95-year-old Pearl Harbor survivor is 'real life' action hero
You could call 95-year-old John Chapman a real life super hero on this day 76 years ago.
"We had water up to our necks hanging onto our beams," said Chapman, one of the few remaining Pearl Harbor survivors.
Chapman was just 19, a ship fitter 3rd Class aboard the USS West Virginia battleship when suddenly Japanese planes attacked overhead just before 8 am.
"There were 375 planes. They were like bumble bees. You couldn't count them, but they were just like bumble bees, crossing."
John was supposed to be on liberty or on an authorized absence as a life guard at a hotel on shore that day, but instead his ship was torpedoed and he found himself in the water with other sailors fighting for their lives.
"We got six bombs total.

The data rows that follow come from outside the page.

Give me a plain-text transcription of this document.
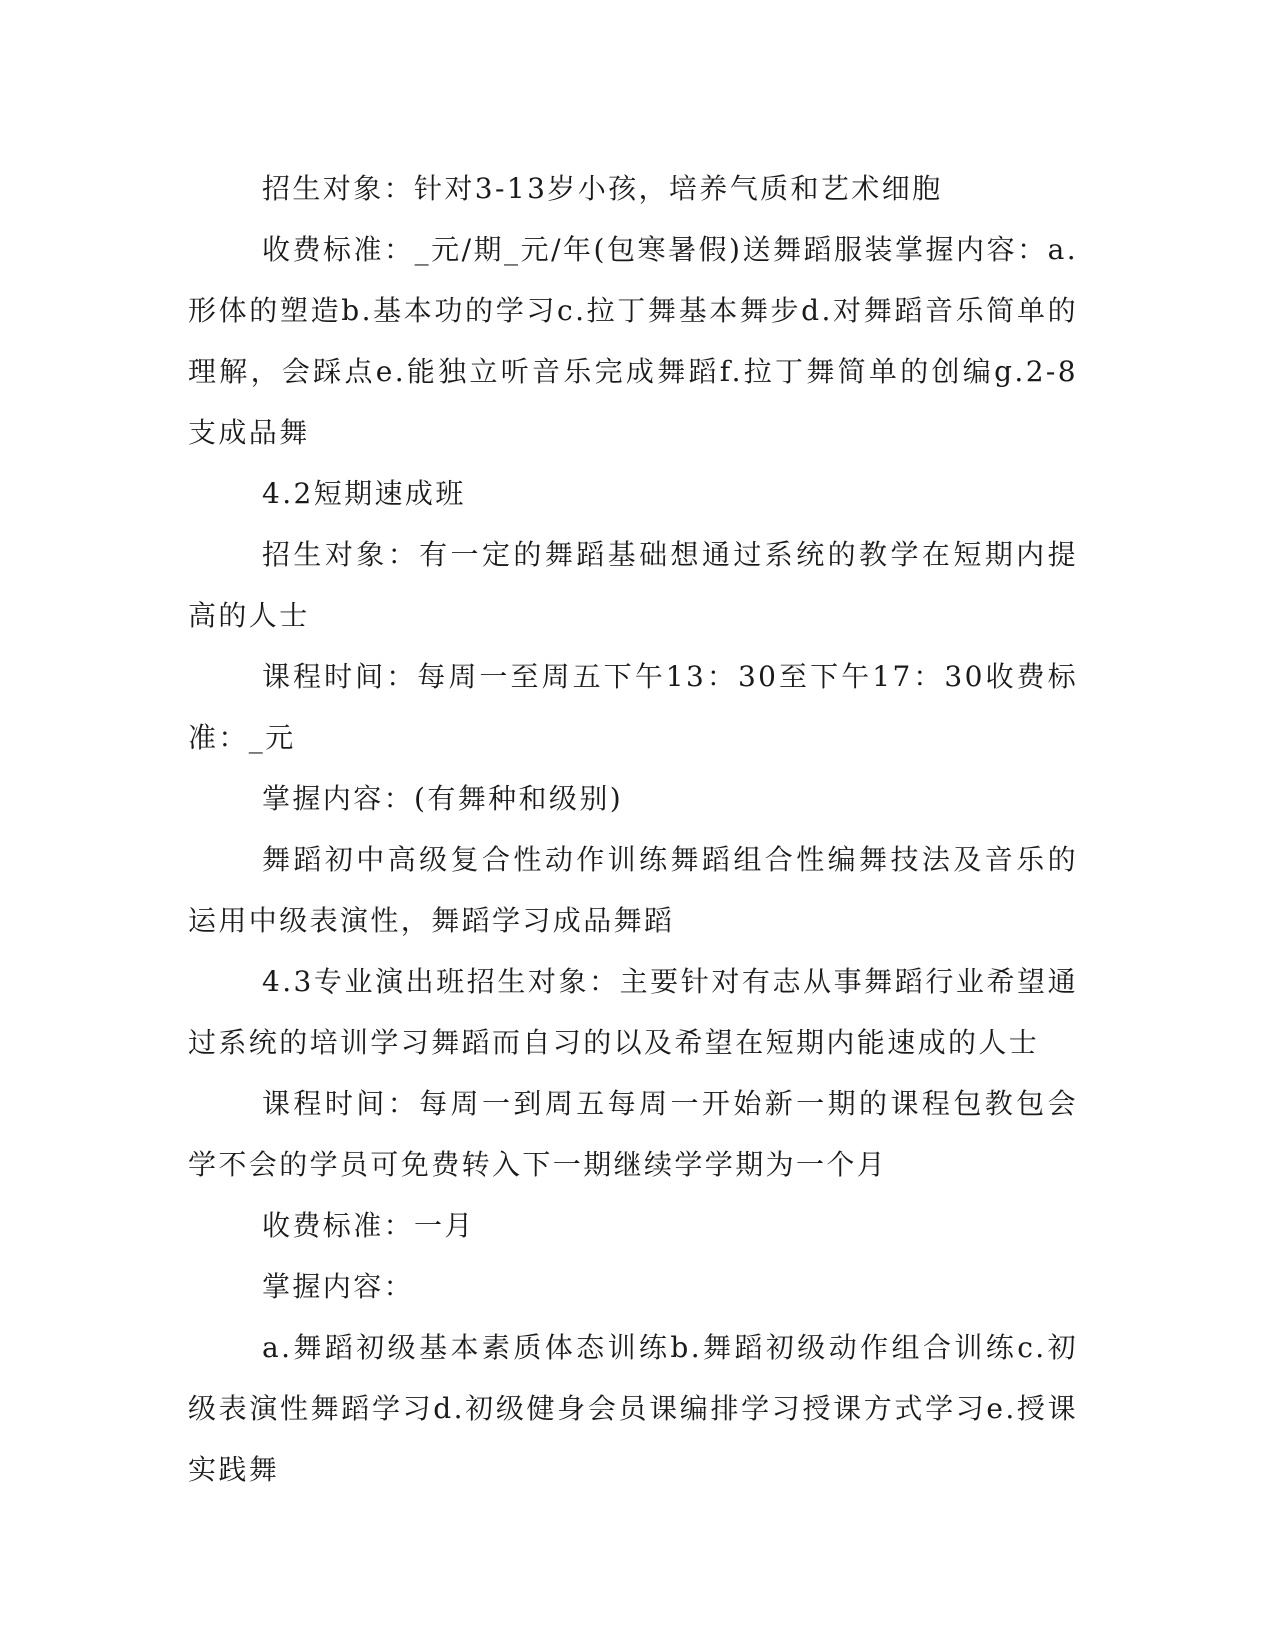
招生对象：针对3-13岁小孩，培养气质和艺术细胞

收费标准：_元/期_元/年(包寒暑假)送舞蹈服装掌握内容：a.形体的塑造b.基本功的学习c.拉丁舞基本舞步d.对舞蹈音乐简单的理解，会踩点e.能独立听音乐完成舞蹈f.拉丁舞简单的创编g.2-8支成品舞

4.2短期速成班

招生对象：有一定的舞蹈基础想通过系统的教学在短期内提高的人士

课程时间：每周一至周五下午13：30至下午17：30收费标准：_元

掌握内容：(有舞种和级别)

舞蹈初中高级复合性动作训练舞蹈组合性编舞技法及音乐的运用中级表演性，舞蹈学习成品舞蹈

4.3专业演出班招生对象：主要针对有志从事舞蹈行业希望通过系统的培训学习舞蹈而自习的以及希望在短期内能速成的人士

课程时间：每周一到周五每周一开始新一期的课程包教包会学不会的学员可免费转入下一期继续学学期为一个月

收费标准：一月

掌握内容：

a.舞蹈初级基本素质体态训练b.舞蹈初级动作组合训练c.初级表演性舞蹈学习d.初级健身会员课编排学习授课方式学习e.授课实践舞
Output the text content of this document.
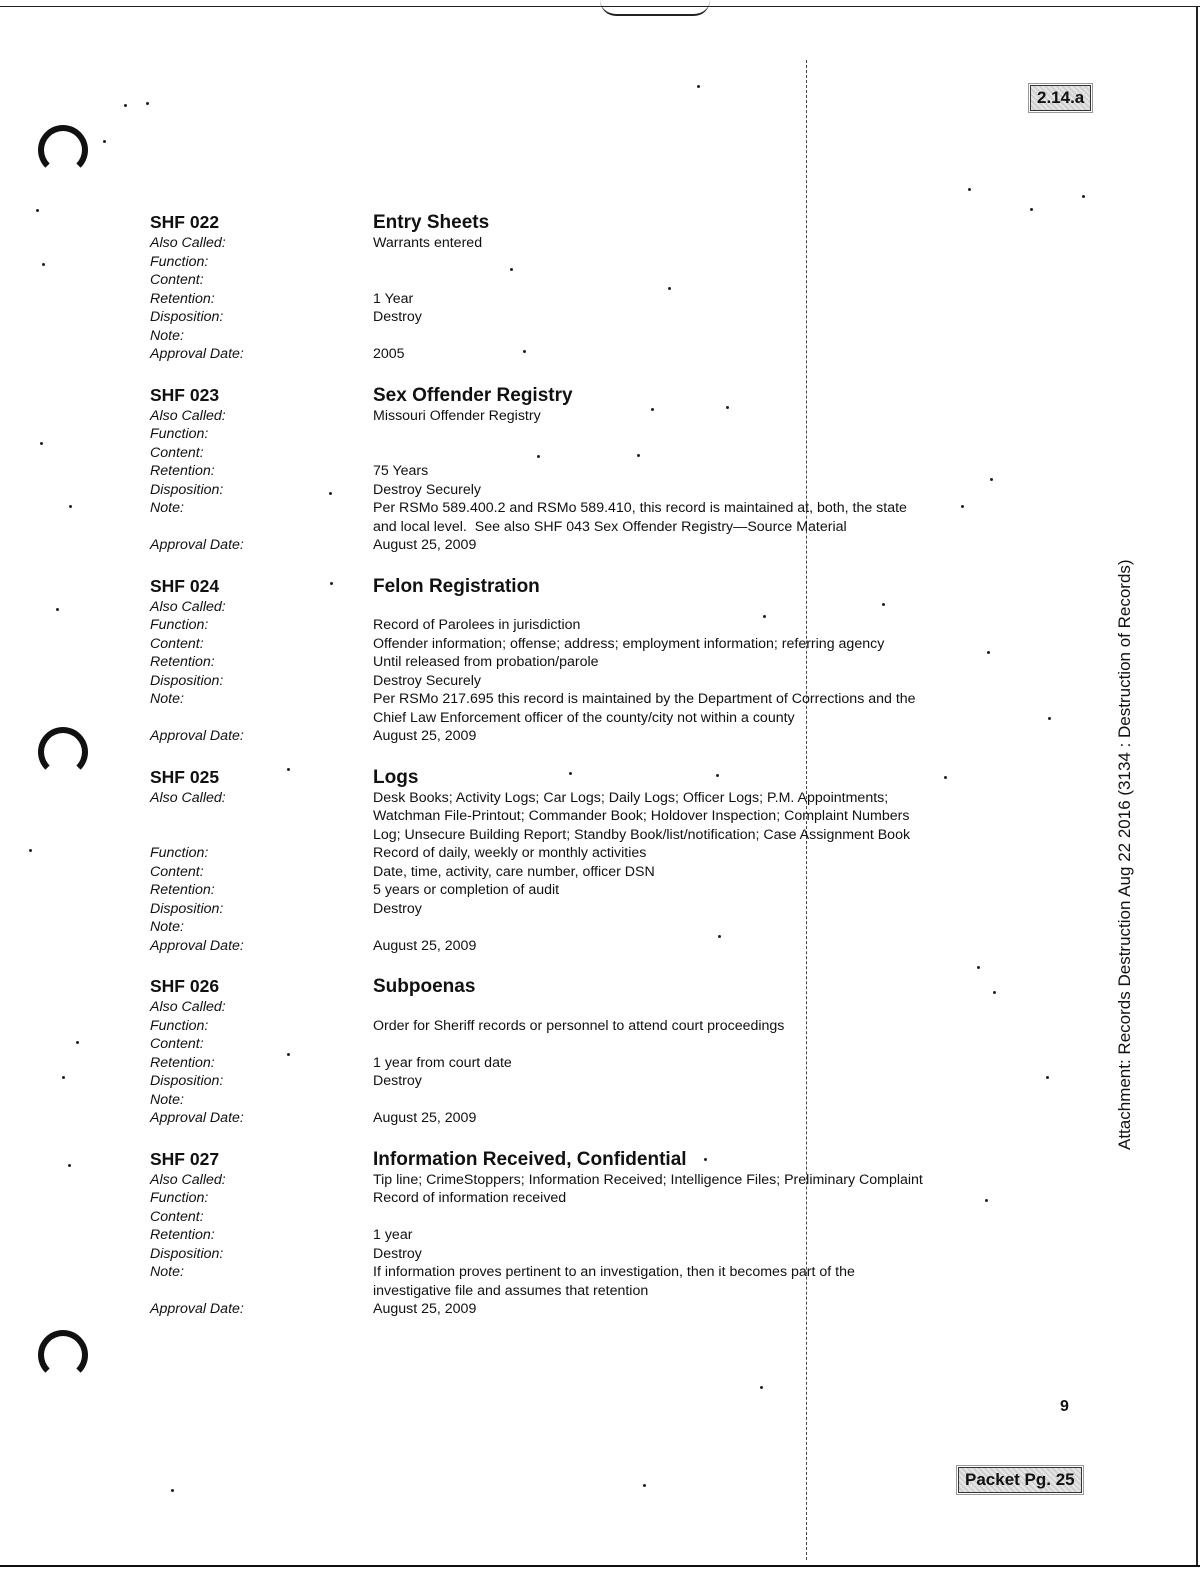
2.14.a
Attachment: Records Destruction Aug 22 2016 (3134 : Destruction of Records)
SHF 022	Entry Sheets
Also Called:	Warrants entered
Function:
Content:
Retention:	1 Year
Disposition:	Destroy
Note:
Approval Date:	2005
SHF 023	Sex Offender Registry
Also Called:	Missouri Offender Registry
Function:
Content:
Retention:	75 Years
Disposition:	Destroy Securely
Note:	Per RSMo 589.400.2 and RSMo 589.410, this record is maintained at, both, the state
and local level.  See also SHF 043 Sex Offender Registry—Source Material
Approval Date:	August 25, 2009
SHF 024	Felon Registration
Also Called:
Function:	Record of Parolees in jurisdiction
Content:	Offender information; offense; address; employment information; referring agency
Retention:	Until released from probation/parole
Disposition:	Destroy Securely
Note:	Per RSMo 217.695 this record is maintained by the Department of Corrections and the
Chief Law Enforcement officer of the county/city not within a county
Approval Date:	August 25, 2009
SHF 025	Logs
Also Called:	Desk Books; Activity Logs; Car Logs; Daily Logs; Officer Logs; P.M. Appointments;
Watchman File-Printout; Commander Book; Holdover Inspection; Complaint Numbers
Log; Unsecure Building Report; Standby Book/list/notification; Case Assignment Book
Function:	Record of daily, weekly or monthly activities
Content:	Date, time, activity, care number, officer DSN
Retention:	5 years or completion of audit
Disposition:	Destroy
Note:
Approval Date:	August 25, 2009
SHF 026	Subpoenas
Also Called:
Function:	Order for Sheriff records or personnel to attend court proceedings
Content:
Retention:	1 year from court date
Disposition:	Destroy
Note:
Approval Date:	August 25, 2009
SHF 027	Information Received, Confidential
Also Called:	Tip line; CrimeStoppers; Information Received; Intelligence Files; Preliminary Complaint
Function:	Record of information received
Content:
Retention:	1 year
Disposition:	Destroy
Note:	If information proves pertinent to an investigation, then it becomes part of the
investigative file and assumes that retention
Approval Date:	August 25, 2009
9
Packet Pg. 25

You could feel them every time they came down in the port side there was nothing left to it,"
That's when John went into action.
As a young, buff sailor, he used his strength, diving and swimming skills to survive in the ocean 30 minutes, rescuing an incredible 32 men by climbing 30 feet up a rope, then through a hatch above.
“I got a cargo net and I cut it off. It’s the one’s they used for picking the planes up. And dropped it down the hatch and got the men out that way.”
Son Erick says as his dad tried to stay alive in the water, he remembered a Bible verse said to him by his mother that gave him the strength to not give up.
“Yeah as I walk through the shadow of the valley of death I will fear no evil. And he had a little guardian angel on his shoulder who said at that point in an audible voice he said you’re in charge," said Erick.
John served 24 years, including time in the Korean and Vietnam wars.
He received a Purple Heart for taking shrapnel to his neck at Pearl Harbor.
He became a model, body builder, father and husband and enjoyed a long career as a civil engineer.
Now in hospice care in Concord, he shared his story today at The Commons on Thornton Retirement Community in Stockton.
His reason for sharing on this date that lives in infamy is a simple one.
“Memories of this never happens again.”